LADA's a b****r for that! I've had it for nearly 4 years now and I have reached some type of consistency with it but I still get too high highs and too low lows sometimes. In the early stages it was mad because I never knew what my pancreas was going to produce on any given day :roll:
A couple of observations for you that have helped me:
The 1:10 bolus:carb is only a starting point - you will need to adjust that for different meals, especially if you low-carb - the carb ratio doesn't really work for low-carbers. When I eat a no or very low carb meal, I still have to have 1 or 1.5 units Apidra (equivalent of novorapid), so basically, bacon and eggs would still require 1.5 units Apidra. In the absence of carb, about a third of the protein you eat will break down into glucose and will need to be jabbed for. High fat meals can delay the spike and I deal with that by splitting the bolus dose and taking a unit or 2 with the meal and another unit a couple of hours later.
Another starting point - 1 unit bolus will drop your BG by 3mmol. You need to spend some time experimenting and recording and working out how much 1 unit Novo actually drops you by.
For me, 2.5g carb will increase my BG by 1 mmol and 1 unit Apidra will drop my BG by 4.5 mmol. From that knowledge I have managed to bring a bit of consistency to things. (For your info, I am 7 stone and eat about 50g carb a day. I eat no bread, rice, pasta and very little potato and cereal. If I introduce those things into my diet I get the high highs and crashing BGs you are experiencing.)
I calculate every bit of carb I eat and jab for it. That includes vegetables, salad, pulses - the DSNs tend to tell you not to include those things. They are wrong! They also tend to tell you not to jab for anything of 10g carb or less - 10g carb would raise my BG by 4 mmol - I need to jab for it!
Now, your Levemir.

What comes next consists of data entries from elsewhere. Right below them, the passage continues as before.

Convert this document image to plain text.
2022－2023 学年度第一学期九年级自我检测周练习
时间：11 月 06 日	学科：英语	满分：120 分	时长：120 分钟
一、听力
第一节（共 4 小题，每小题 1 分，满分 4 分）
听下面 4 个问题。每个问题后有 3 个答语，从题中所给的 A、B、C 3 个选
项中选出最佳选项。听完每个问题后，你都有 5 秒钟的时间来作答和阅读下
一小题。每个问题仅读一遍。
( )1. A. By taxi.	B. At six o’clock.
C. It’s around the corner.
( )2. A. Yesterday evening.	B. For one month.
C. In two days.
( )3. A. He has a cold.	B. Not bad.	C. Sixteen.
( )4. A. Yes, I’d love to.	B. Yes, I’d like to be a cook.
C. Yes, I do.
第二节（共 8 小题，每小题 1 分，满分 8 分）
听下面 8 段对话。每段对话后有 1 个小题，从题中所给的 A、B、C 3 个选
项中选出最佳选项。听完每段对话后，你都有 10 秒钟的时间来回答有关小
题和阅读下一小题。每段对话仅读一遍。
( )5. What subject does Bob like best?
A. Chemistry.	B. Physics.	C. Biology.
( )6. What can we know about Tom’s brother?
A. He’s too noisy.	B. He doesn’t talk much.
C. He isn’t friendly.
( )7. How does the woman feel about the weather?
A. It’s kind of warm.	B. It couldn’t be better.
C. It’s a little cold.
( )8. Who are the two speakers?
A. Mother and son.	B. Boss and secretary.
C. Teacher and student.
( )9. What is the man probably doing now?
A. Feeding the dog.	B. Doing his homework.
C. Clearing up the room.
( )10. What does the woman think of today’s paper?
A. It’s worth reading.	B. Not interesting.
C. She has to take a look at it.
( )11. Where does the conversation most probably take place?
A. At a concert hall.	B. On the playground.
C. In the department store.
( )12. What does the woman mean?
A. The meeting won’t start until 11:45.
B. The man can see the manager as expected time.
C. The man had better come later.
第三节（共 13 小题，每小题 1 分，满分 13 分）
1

I use Levemir as my basal. I take 6 units in the morning and 4.5 units in the evening. I find splitting the dose helps to give me coverage throughout the day and night without causing hypos. Levemir seems to last only for about 14 - 16 hours for me but to taking a bigger dose in one go to make it last longer causes me to hypo. So if you're going to try increasing your Levemir, you might be better reducing the single dose and adding a second dose rather than increasing the single dose.
Anyway, I hope some of that gives you some clues as to what is going on with you. I really do sympathise!